After a whiz-bang intro featuring some of the most outlandish speculations about programmable matter (including what happens when you bash artificial iron with a golf club), McCarthy settles down to the painstaking business of explaining the science behind the speculations. Don’t worry if your high-school physics are too far away to be useful; just keep reading until you reach the conclusions. It boils down to an arrangement of silicon in such a way that electrons are made to behave in unnatural ways. How unnatural? Well, unnaturally enough to recreate the properties of other elements that don’t exist. Unnaturally enough to change behaviour at the flick of a switch.
Thanks to descriptions of the Boston-area research centres where this is taking place, interviews with the concerned scientists and the other usual tools of good scientific journalism, McCarthy efficiently illustrates the field’s current state of the art. But the book truly hits its stride when McCarthy-the-journalist cedes the stage to McCarthy-the-SF-writer. After a meaty chapter on how architecture (houses, cities, etc.) will be revolutionized by programmable matter, it’s hard not to wish for these cool toys, right away. There’s more good stuff squirrelled away in the last chapter (along with a comparative examination of other life-altering technologies currently inching out of laboratories), and if you want even more, well, there’s always McCarthy “Queendome of Sol” science-fiction trilogy.

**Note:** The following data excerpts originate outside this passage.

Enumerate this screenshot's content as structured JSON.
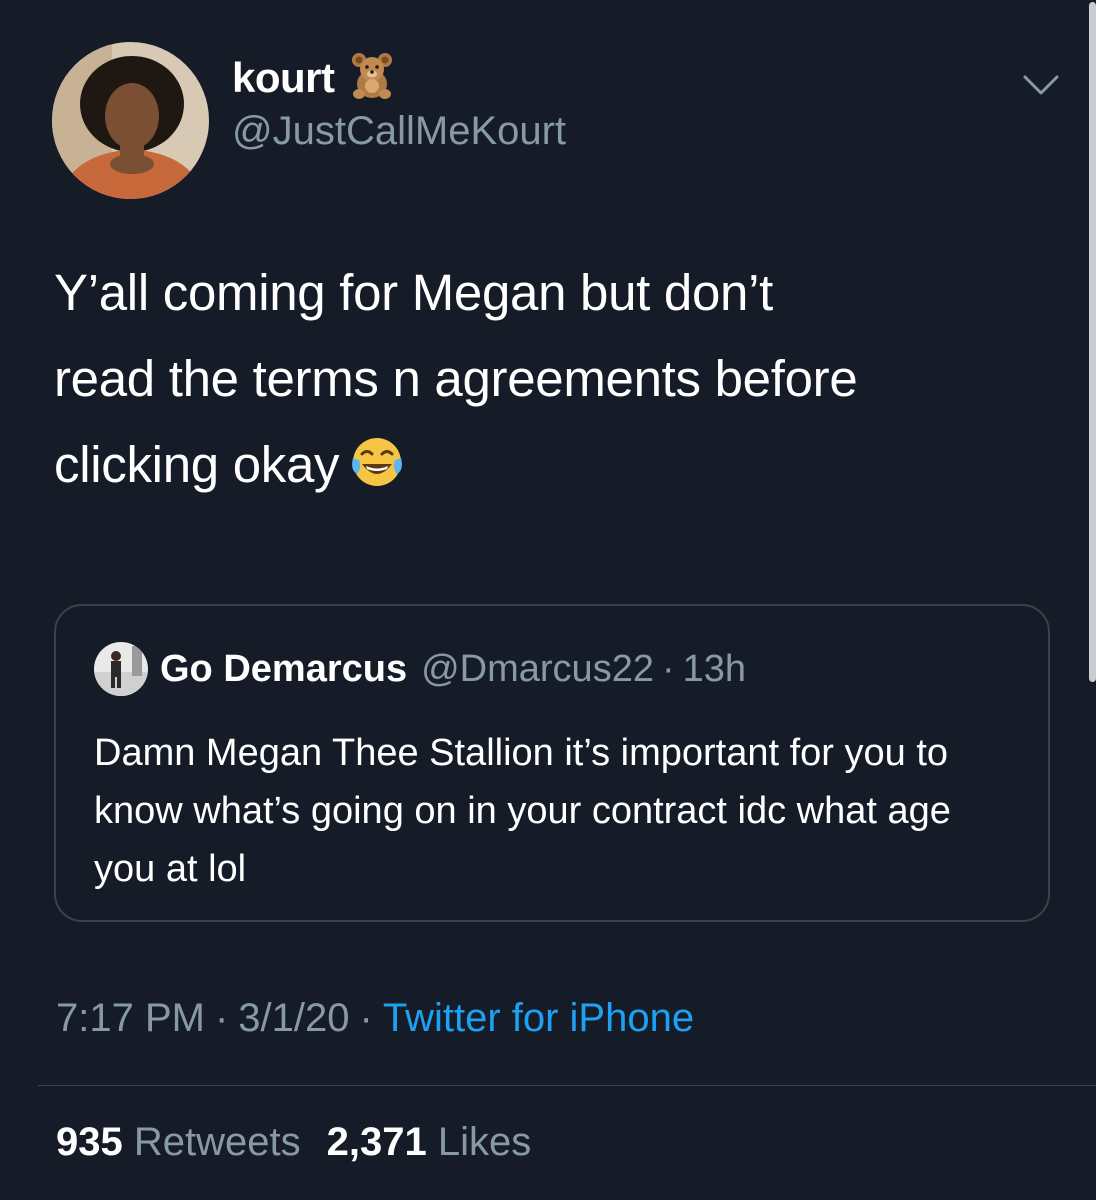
{
  "author": {
    "display_name": "kourt",
    "name_emoji": "bear-emoji",
    "handle": "@JustCallMeKourt"
  },
  "tweet": {
    "text_line1": "Y’all coming for Megan but don’t",
    "text_line2": "read the terms n agreements before",
    "text_line3": "clicking okay",
    "trailing_emoji": "tears-of-joy-emoji"
  },
  "quoted_tweet": {
    "display_name": "Go Demarcus",
    "handle": "@Dmarcus22",
    "separator": "·",
    "time": "13h",
    "text": "Damn Megan Thee Stallion it’s important for you to know what’s going on in your contract idc what age you at lol"
  },
  "meta": {
    "time": "7:17 PM",
    "date": "3/1/20",
    "separator": "·",
    "source": "Twitter for iPhone"
  },
  "stats": {
    "retweets_count": "935",
    "retweets_label": "Retweets",
    "likes_count": "2,371",
    "likes_label": "Likes"
  },
  "colors": {
    "background": "#151c27",
    "secondary_text": "#8899a6",
    "link": "#1da1f2",
    "border": "#38444d"
  }
}
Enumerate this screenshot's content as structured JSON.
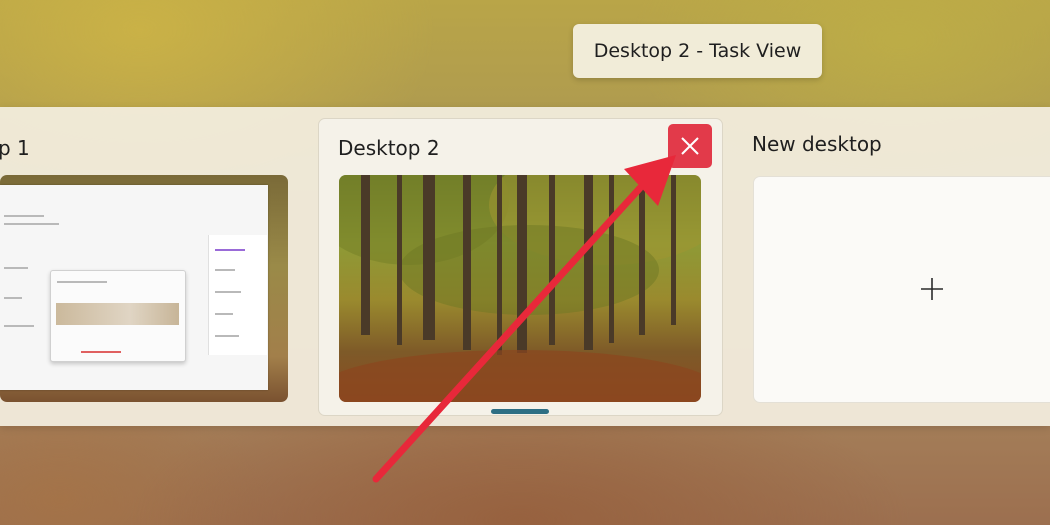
{
  "tooltip": {
    "text": "Desktop 2 - Task View"
  },
  "desktops": [
    {
      "label": "p 1",
      "active": false
    },
    {
      "label": "Desktop 2",
      "active": true
    }
  ],
  "new_desktop": {
    "label": "New desktop",
    "plus_icon": "plus-icon"
  },
  "close_icon": "close-icon",
  "colors": {
    "close_button": "#e23a4a",
    "active_indicator": "#2d6f84",
    "annotation_arrow": "#e8283a"
  }
}
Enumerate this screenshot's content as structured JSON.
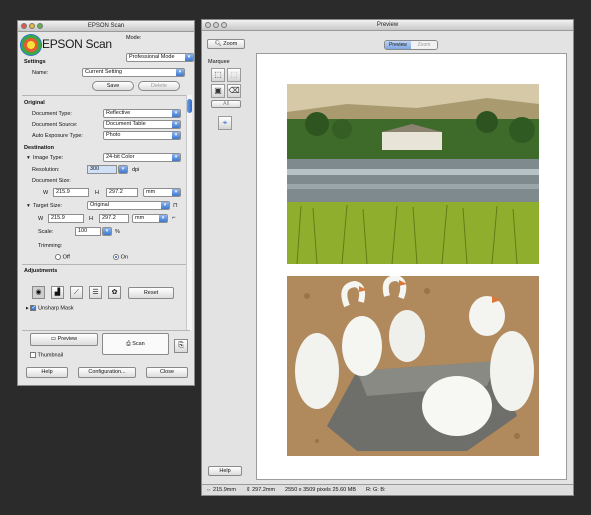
{
  "scan_window": {
    "title": "EPSON Scan",
    "logo_text": "EPSON Scan",
    "mode_label": "Mode:",
    "mode_value": "Professional Mode",
    "settings": {
      "heading": "Settings",
      "name_label": "Name:",
      "name_value": "Current Setting",
      "save": "Save",
      "delete": "Delete"
    },
    "original": {
      "heading": "Original",
      "document_type_label": "Document Type:",
      "document_type": "Reflective",
      "document_source_label": "Document Source:",
      "document_source": "Document Table",
      "auto_exposure_label": "Auto Exposure Type:",
      "auto_exposure": "Photo"
    },
    "destination": {
      "heading": "Destination",
      "image_type_label": "Image Type:",
      "image_type": "24-bit Color",
      "resolution_label": "Resolution:",
      "resolution": "300",
      "resolution_unit": "dpi",
      "document_size_label": "Document Size:",
      "w_label": "W",
      "w_value": "215.9",
      "h_label": "H",
      "h_value": "297.2",
      "unit": "mm"
    },
    "target": {
      "target_size_label": "Target Size:",
      "target_size": "Original",
      "w_label": "W",
      "w_value": "215.9",
      "h_label": "H",
      "h_value": "297.2",
      "unit": "mm",
      "scale_label": "Scale:",
      "scale_value": "100",
      "scale_unit": "%",
      "trimming_label": "Trimming:",
      "trim_off": "Off",
      "trim_on": "On"
    },
    "adjustments": {
      "heading": "Adjustments",
      "reset": "Reset",
      "unsharp_mask": "Unsharp Mask"
    },
    "preview_button": "Preview",
    "thumbnail": "Thumbnail",
    "scan_button": "Scan",
    "help": "Help",
    "configuration": "Configuration...",
    "close": "Close"
  },
  "preview_window": {
    "title": "Preview",
    "zoom_button": "Zoom",
    "tab_preview": "Preview",
    "tab_zoom": "Zoom",
    "marquee_label": "Marquee",
    "all_button": "All",
    "help": "Help",
    "status": {
      "width": "215.9mm",
      "height": "297.2mm",
      "pixels": "2550 x 3509 pixels 25.60 MB",
      "rgb": "R: G: B:"
    }
  },
  "colors": {
    "accent_blue": "#3d78cf",
    "background": "#2b2b2b"
  }
}
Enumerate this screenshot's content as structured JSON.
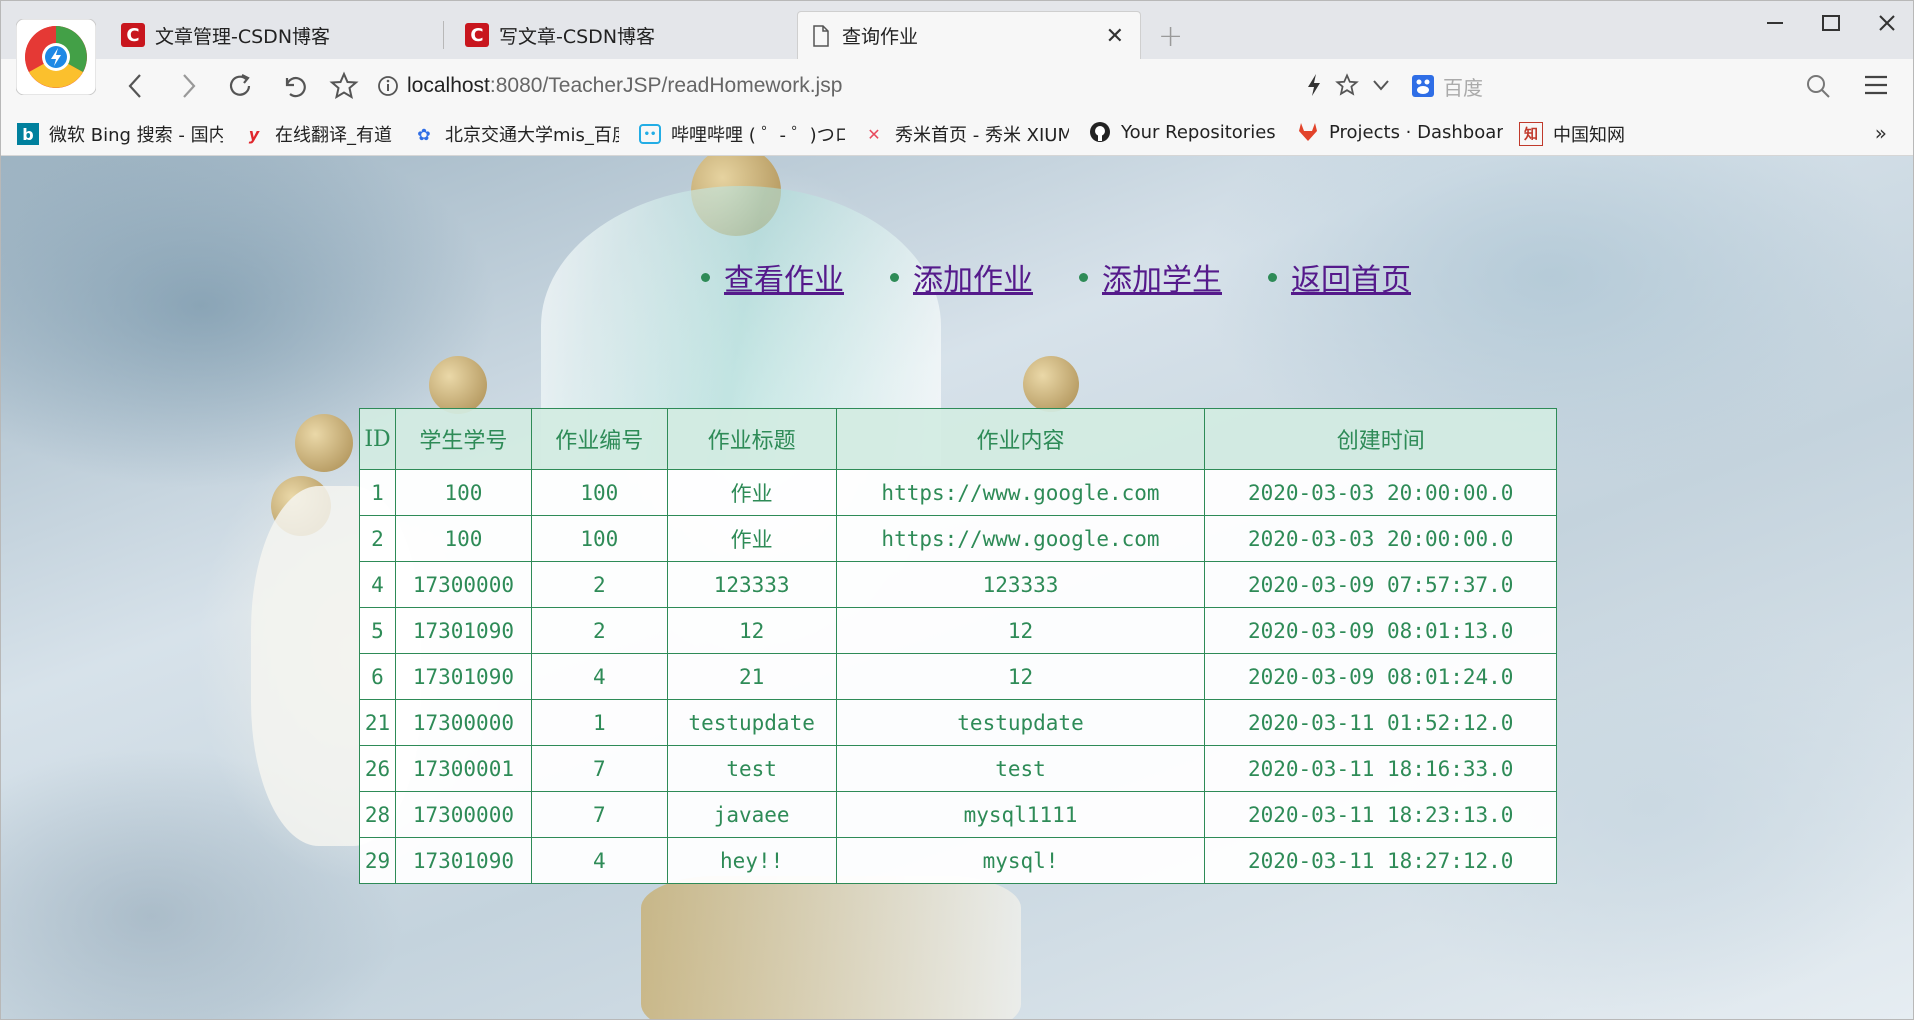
{
  "browser": {
    "tabs": [
      {
        "label": "文章管理-CSDN博客",
        "icon": "csdn-icon"
      },
      {
        "label": "写文章-CSDN博客",
        "icon": "csdn-icon"
      },
      {
        "label": "查询作业",
        "icon": "page-icon",
        "active": true
      }
    ],
    "address": {
      "host": "localhost",
      "rest": ":8080/TeacherJSP/readHomework.jsp"
    },
    "search_placeholder": "百度",
    "bookmarks": [
      {
        "label": "微软 Bing 搜索 - 国内",
        "icon": "bing-icon"
      },
      {
        "label": "在线翻译_有道",
        "icon": "youdao-icon"
      },
      {
        "label": "北京交通大学mis_百度",
        "icon": "baidu-icon"
      },
      {
        "label": "哔哩哔哩 ( ゜- ゜)つロ",
        "icon": "bilibili-icon"
      },
      {
        "label": "秀米首页 - 秀米 XIUMI",
        "icon": "xiumi-icon"
      },
      {
        "label": "Your Repositories",
        "icon": "github-icon"
      },
      {
        "label": "Projects · Dashboard",
        "icon": "gitlab-icon"
      },
      {
        "label": "中国知网",
        "icon": "cnki-icon"
      }
    ],
    "bookmarks_more": "»"
  },
  "nav": [
    "查看作业",
    "添加作业",
    "添加学生",
    "返回首页"
  ],
  "table": {
    "headers": [
      "ID",
      "学生学号",
      "作业编号",
      "作业标题",
      "作业内容",
      "创建时间"
    ],
    "rows": [
      [
        "1",
        "100",
        "100",
        "作业",
        "https://www.google.com",
        "2020-03-03 20:00:00.0"
      ],
      [
        "2",
        "100",
        "100",
        "作业",
        "https://www.google.com",
        "2020-03-03 20:00:00.0"
      ],
      [
        "4",
        "17300000",
        "2",
        "123333",
        "123333",
        "2020-03-09 07:57:37.0"
      ],
      [
        "5",
        "17301090",
        "2",
        "12",
        "12",
        "2020-03-09 08:01:13.0"
      ],
      [
        "6",
        "17301090",
        "4",
        "21",
        "12",
        "2020-03-09 08:01:24.0"
      ],
      [
        "21",
        "17300000",
        "1",
        "testupdate",
        "testupdate",
        "2020-03-11 01:52:12.0"
      ],
      [
        "26",
        "17300001",
        "7",
        "test",
        "test",
        "2020-03-11 18:16:33.0"
      ],
      [
        "28",
        "17300000",
        "7",
        "javaee",
        "mysql1111",
        "2020-03-11 18:23:13.0"
      ],
      [
        "29",
        "17301090",
        "4",
        "hey!!",
        "mysql!",
        "2020-03-11 18:27:12.0"
      ]
    ]
  }
}
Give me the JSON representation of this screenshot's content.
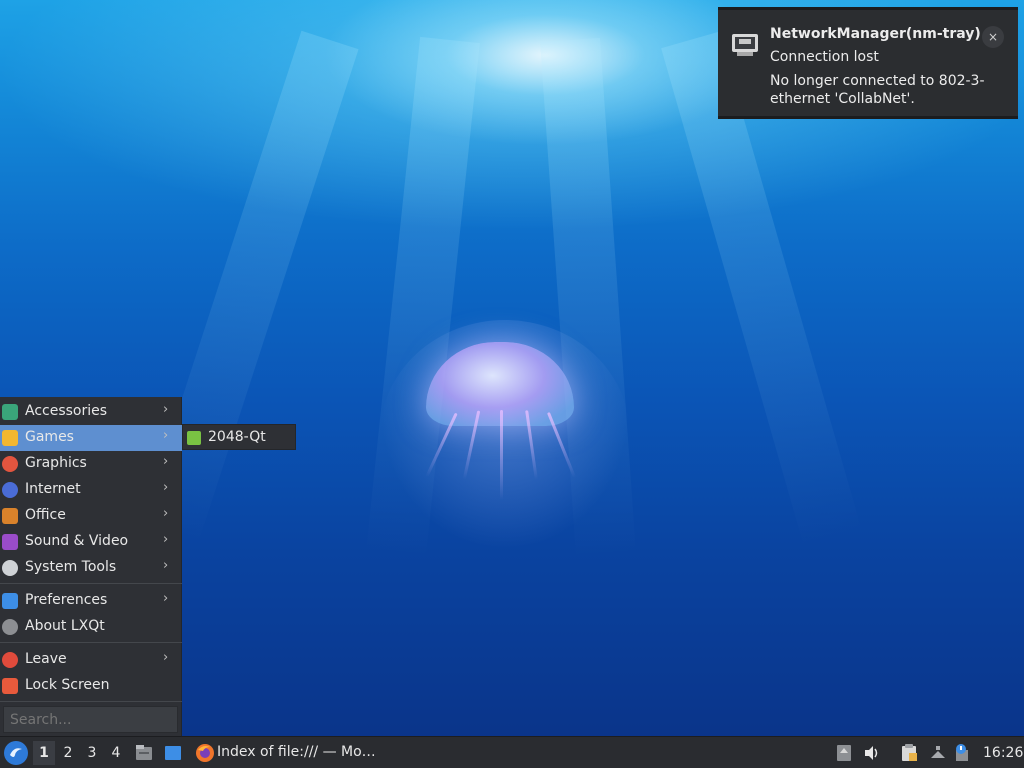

How credible is that stuff? Though it certain sound credible, that’s not neally for me to say. But simply consider this: McCarthy-the-engineer has his name on a patent application for a “Wellstone”. He obviously believes in it, and so do the scientists currently working on the field. (Check the latest version of the “Programmable Matter FAQ” for more details.) The history of science has progressed from far less likely concepts.
And so Hacking Matter remains a tease of bigger things to come; clocking in at 175 pages without appendices and the index, it’s leaves us hanging just as things get interesting. A fitting impression for a book describing cutting-edge tech: How are we going to perceive this book in twenty years? As an overly-optimistic pop-science work, or the first mention of a commonplace technology?